Chest x-ray, a common preliminary diagnostic imaging technique, is not optimal for extended care due to limited tissue contrast resolution providing suboptimal assessment of pulmonary pathology and subtle interval changes. Ultrasound may be utilized on a case-by-case basis in certain patient populations, or in countries with limited resources. Chest CT's accessibility, high tissue contrast and spatial resolution make it the foremost modality for long-term COVID-19 follow-up. While MRI can viably monitor extrapulmonary disease due to its lack of radiation and high inherent soft-tissue contrast, it has limited pulmonary utility due to motion artifact and alveolar gas decreasing lung signal. Although 18F-FDG-PET/CT is costly and has limited specificity, it can provide molecular level data and inflammation quantification. Lung perfusion scintigraphy may also explain COVID-19 induced thromboembolic events and persistent dyspnea despite normal structural imaging and testing results. Correlating the long-term pulmonary findings of COVID-19 with each imaging modality is essential in elucidating the post-recovery course.
关于 COVID-19 的长期肺部后遗症的数据有限。利用多种成像方式识别特征,可以更清楚地了解疾病的长期后果。
本文综述了 COVID-19 肺炎在急性和缓解后期阶段与不同成像方式相关的常见肺部表现。

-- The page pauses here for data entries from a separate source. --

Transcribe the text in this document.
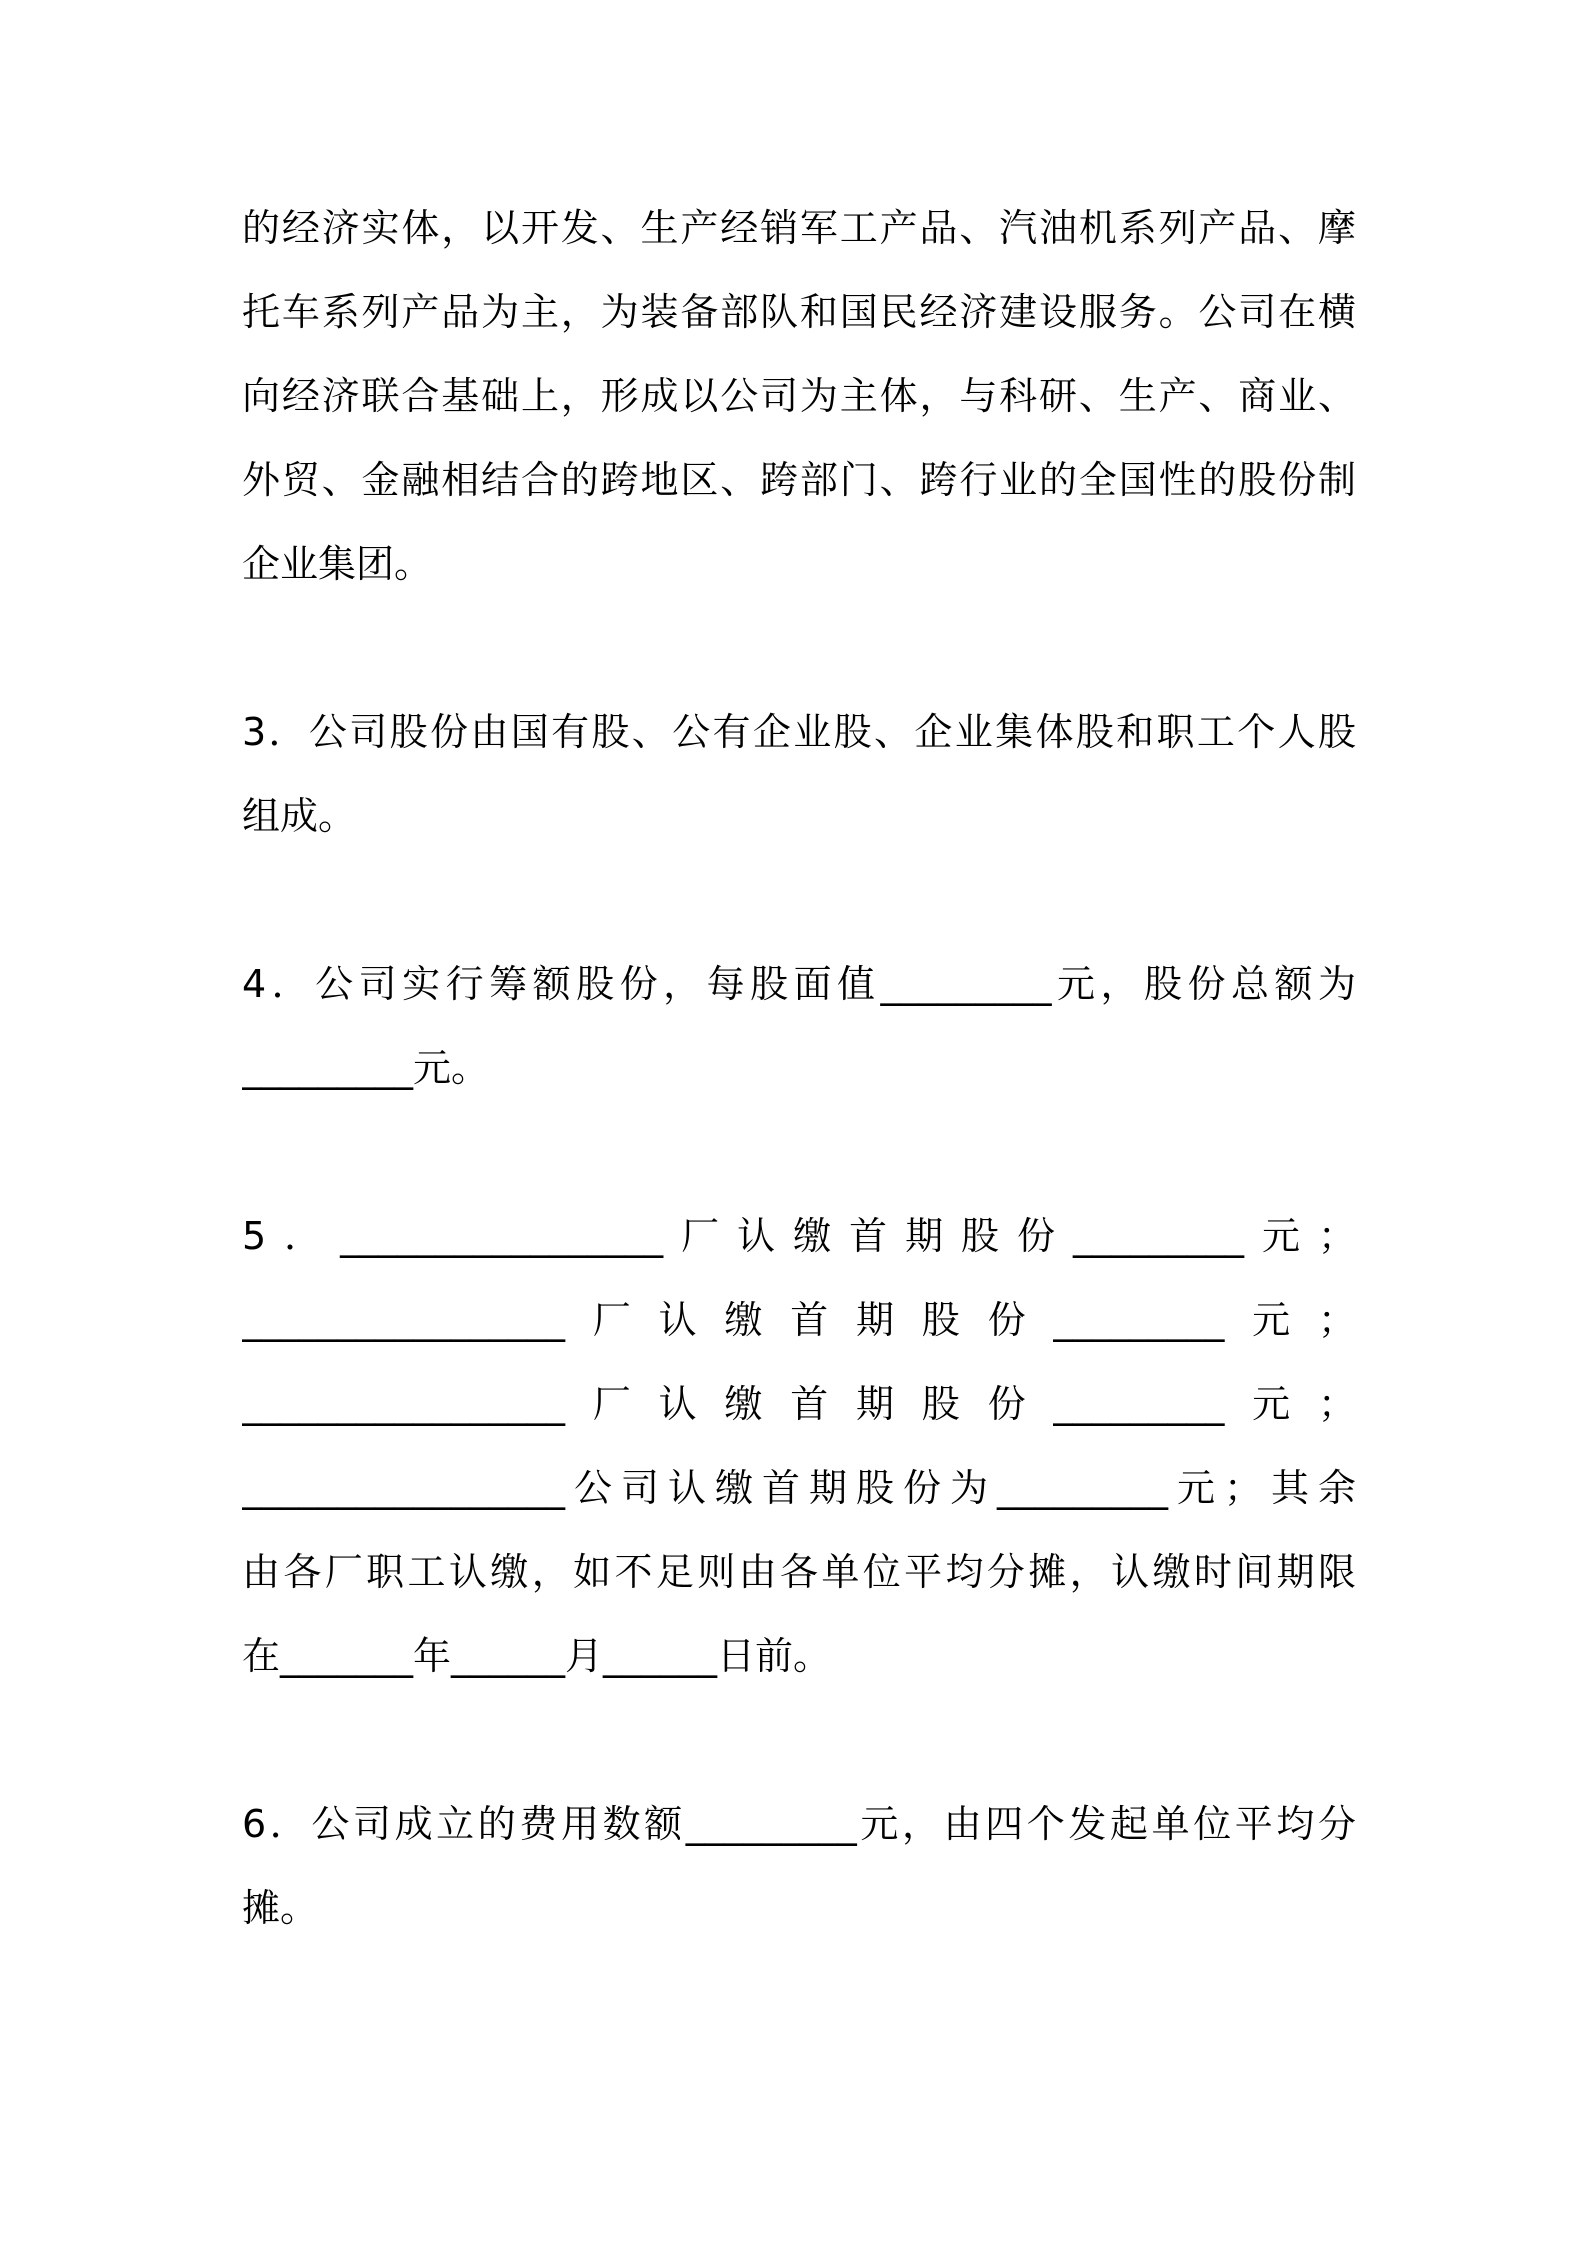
的经济实体，以开发、生产经销军工产品、汽油机系列产品、摩
托车系列产品为主，为装备部队和国民经济建设服务。公司在横
向经济联合基础上，形成以公司为主体，与科研、生产、商业、
外贸、金融相结合的跨地区、跨部门、跨行业的全国性的股份制
企业集团。
3．公司股份由国有股、公有企业股、企业集体股和职工个人股
组成。
4．公司实行筹额股份，每股面值_________元，股份总额为
_________元。
5．_________________厂认缴首期股份_________元；
_________________厂认缴首期股份_________元；
_________________厂认缴首期股份_________元；
_________________公司认缴首期股份为_________元；其余
由各厂职工认缴，如不足则由各单位平均分摊，认缴时间期限
在_______年______月______日前。
6．公司成立的费用数额_________元，由四个发起单位平均分
摊。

胸部 X 线是一种常见的初步诊断成像技术,但由于组织对比度分辨率有限,对肺部病理和细微的间隔变化评估不佳,因此不适用于长期护理。在某些特定患者群体或资源有限的国家,可能会根据具体情况使用超声。胸部 CT 的可及性、高组织对比度和空间分辨率使其成为长期 COVID-19 随访的首选方式。虽然 MRI 由于无辐射和固有软组织对比度高,可以有效地监测肺外疾病,但由于运动伪影和肺泡气体降低肺信号,其在肺部的应用有限。虽然 18F-FDG-PET/CT 昂贵且特异性有限,但它可以提供分子水平的数据和炎症量化。肺灌注闪烁显像还可以解释 COVID-19 引起的血栓栓塞事件和尽管结构成像和测试结果正常但持续呼吸困难。将 COVID-19 的长期肺部表现与每种成像方式相关联对于阐明恢复期后情况至关重要。